Wednesday, May 9, 2012

Hot! Sean Taylor Tragedy Of 2007 Never Forgotten

There's Frank Gore. "He's the story of courage," Soldinger says, for Gore overcame poverty, grades, two major knee surgeries and made the NFL.

"There's Sean Taylor ," Soldinger says.

The veteran coach stops for a beat when this picture appears because the air gets sucked out of the room. Or maybe it's just him. Maybe it's just the way he feels each time this photo of Taylor from the 2007 Pro Bowl is shown, body attacking, arms flexed, ferocious as ever in mid-tackle.
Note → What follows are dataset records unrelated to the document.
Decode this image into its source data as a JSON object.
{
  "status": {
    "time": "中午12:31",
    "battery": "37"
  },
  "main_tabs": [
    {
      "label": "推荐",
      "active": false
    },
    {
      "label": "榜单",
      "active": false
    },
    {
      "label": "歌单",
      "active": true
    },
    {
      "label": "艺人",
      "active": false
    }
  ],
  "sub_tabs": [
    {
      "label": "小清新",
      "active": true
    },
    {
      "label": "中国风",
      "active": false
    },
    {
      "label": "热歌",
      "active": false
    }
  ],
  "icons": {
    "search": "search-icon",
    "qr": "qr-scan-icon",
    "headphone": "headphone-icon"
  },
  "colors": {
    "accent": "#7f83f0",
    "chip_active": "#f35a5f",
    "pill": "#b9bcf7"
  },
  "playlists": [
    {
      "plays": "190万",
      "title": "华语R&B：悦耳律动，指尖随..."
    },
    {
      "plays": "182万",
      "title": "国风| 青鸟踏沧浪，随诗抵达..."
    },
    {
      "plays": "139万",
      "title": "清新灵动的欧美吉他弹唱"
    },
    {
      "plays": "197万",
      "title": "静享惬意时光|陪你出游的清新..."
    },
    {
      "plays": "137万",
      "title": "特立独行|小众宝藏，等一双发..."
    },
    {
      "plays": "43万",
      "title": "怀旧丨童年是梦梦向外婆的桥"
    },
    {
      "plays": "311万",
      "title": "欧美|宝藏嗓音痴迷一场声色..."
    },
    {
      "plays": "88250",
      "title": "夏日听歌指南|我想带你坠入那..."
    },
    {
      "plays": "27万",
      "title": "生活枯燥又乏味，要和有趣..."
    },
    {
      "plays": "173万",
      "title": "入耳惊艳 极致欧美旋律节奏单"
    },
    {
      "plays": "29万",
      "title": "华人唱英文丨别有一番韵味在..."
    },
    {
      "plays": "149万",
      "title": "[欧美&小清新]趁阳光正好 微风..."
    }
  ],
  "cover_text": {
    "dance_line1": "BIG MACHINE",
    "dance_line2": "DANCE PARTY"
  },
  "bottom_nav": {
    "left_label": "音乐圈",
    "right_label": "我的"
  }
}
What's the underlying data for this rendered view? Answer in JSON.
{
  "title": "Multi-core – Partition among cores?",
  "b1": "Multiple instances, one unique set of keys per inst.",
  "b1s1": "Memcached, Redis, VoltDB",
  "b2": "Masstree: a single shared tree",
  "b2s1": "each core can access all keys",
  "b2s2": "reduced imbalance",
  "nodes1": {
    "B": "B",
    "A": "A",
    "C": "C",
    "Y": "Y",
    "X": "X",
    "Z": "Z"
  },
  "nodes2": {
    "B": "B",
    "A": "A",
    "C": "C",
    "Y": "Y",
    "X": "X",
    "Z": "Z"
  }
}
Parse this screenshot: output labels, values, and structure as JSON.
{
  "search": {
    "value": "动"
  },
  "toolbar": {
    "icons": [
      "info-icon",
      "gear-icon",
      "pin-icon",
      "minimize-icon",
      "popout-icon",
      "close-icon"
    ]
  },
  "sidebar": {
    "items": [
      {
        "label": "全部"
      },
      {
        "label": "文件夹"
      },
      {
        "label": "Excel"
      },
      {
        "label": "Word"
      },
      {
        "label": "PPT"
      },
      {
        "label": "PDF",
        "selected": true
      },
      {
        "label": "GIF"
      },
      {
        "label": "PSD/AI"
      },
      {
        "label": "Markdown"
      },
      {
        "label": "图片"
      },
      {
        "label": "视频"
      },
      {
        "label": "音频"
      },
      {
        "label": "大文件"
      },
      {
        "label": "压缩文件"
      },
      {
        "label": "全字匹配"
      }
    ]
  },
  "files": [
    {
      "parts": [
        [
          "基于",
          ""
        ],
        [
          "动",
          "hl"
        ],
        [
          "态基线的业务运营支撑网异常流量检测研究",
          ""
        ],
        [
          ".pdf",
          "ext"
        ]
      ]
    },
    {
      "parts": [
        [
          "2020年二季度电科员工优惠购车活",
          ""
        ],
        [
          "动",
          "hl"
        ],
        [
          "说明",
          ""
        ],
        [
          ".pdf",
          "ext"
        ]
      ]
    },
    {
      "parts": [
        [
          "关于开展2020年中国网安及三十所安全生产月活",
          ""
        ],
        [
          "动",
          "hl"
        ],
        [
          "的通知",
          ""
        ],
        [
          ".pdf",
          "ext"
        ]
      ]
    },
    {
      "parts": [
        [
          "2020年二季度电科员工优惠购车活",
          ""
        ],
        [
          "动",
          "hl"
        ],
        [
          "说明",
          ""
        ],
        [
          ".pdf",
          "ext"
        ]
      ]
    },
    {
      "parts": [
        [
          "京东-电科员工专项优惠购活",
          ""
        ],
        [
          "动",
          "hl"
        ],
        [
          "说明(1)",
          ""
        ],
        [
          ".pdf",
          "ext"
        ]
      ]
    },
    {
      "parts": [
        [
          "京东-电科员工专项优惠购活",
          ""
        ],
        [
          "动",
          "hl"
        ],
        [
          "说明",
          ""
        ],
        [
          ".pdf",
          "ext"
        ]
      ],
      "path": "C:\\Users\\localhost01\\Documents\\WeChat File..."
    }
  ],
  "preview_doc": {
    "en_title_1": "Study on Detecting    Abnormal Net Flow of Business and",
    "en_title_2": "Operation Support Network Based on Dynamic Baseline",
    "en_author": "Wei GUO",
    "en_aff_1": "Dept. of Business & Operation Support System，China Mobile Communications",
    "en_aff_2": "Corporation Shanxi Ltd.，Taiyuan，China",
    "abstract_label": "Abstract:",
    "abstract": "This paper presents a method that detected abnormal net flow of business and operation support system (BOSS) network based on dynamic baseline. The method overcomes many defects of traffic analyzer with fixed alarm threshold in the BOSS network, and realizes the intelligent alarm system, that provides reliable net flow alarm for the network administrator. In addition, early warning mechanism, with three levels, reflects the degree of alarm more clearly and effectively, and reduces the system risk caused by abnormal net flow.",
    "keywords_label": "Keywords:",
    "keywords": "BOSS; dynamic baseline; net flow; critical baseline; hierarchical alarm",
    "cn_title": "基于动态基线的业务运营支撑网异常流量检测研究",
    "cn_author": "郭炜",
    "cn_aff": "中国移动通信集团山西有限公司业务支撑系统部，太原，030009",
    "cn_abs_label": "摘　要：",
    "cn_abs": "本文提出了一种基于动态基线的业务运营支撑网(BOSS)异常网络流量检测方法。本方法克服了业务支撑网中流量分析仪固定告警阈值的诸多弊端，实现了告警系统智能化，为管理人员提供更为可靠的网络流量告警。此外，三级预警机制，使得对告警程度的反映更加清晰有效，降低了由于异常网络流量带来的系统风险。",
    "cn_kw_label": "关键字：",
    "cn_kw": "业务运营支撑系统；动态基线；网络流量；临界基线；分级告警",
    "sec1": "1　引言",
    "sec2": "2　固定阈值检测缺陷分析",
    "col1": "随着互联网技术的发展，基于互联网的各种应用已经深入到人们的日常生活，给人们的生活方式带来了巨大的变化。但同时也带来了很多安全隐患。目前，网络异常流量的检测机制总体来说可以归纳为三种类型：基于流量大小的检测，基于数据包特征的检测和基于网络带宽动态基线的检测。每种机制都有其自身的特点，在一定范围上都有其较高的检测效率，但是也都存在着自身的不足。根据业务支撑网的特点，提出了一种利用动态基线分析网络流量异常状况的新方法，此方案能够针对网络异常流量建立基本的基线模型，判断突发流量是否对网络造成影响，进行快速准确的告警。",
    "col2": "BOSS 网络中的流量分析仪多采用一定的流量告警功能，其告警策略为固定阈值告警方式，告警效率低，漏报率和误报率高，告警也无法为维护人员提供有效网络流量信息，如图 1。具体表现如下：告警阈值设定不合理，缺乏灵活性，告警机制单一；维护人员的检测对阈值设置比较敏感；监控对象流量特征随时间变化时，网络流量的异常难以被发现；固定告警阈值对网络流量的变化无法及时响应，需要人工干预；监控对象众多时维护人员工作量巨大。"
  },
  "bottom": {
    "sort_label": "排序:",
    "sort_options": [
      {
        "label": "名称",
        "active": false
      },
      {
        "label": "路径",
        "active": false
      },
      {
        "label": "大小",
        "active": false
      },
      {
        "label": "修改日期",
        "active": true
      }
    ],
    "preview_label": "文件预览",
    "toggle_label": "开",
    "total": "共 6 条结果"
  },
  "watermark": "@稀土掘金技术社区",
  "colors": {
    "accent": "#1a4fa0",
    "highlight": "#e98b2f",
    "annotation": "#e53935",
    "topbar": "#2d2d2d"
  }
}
Soldinger first saw Taylor as a youth attending Miami's summer football camp. He saw Taylor grow each year - 10, 11, 12. At one point in those years, he walked over to Taylor's father, Pedro, and said the kid had a special talent.

Pedro beamed, even if he recognized the talent already. By the time Sean was in high school, Pedro had him doing 700 pushups and running a mile-and-a-half before school. He also took Sean after high-school practice for a workout of their own.

When Sean played on Soldinger's special teams as a Miami freshman in 2001, Taylor was unlike anything the veteran assistant had seen. And he only got better, all the way to the Pro Bowl where, a few days before all the sadness to come, Taylor took Soldinger aside, apologized for some past behavior and said, "Everything is coming together for me, coach."

"Sean is the story of aggressiveness," Soldinger tells these high-school kids. "At least 50 percent of success in football can be attributed to aggressiveness. I never saw a player more aggressive than he was. It's a mindset. It's more than that. He embodied so many qualities you look for in a football player."

He says, "He was as good as I've seen."

The room is quiet. Soldinger is quiet. Everyone knows how this story ends in sadness, with Taylor's murder four years ago. But what they don't know is the sadness never actually ends for those closest to him. It just goes on each day. And on.

"It's a shame what happened," Soldinger tells the kids.

In Homestead, in a three-bedroom townhouse, in a living room where the bills are piling up again, Donna Junor drops her voice to a whisper and tells of recently ripping up a photo of her son from his Lauderhill youth team.

Other family members have learned to live in pain. Junor is trying. To that end, she took down the air-brushed portrait of Sean hanging in the living room a year ago and gave it to a friend.

"I couldn't take seeing Sean there every day," she says.

But when she came across his youth-league photo in a box of mementos, she couldn't stop herself. It bubbled up a happy memory about his first year playing on that flag-football team. He was, what, age six? Seven?

She worked then, so her oldest daughter, Monika Martin, took Sean to the games. One day, Martin told her mom how everyone at the park cheered for Sean. So Junor went and, sure enough, her boy was faster and more athletic than the other kids. And she saw for herself. Everyone did cheer him.

"That was the start of him playing football," she says.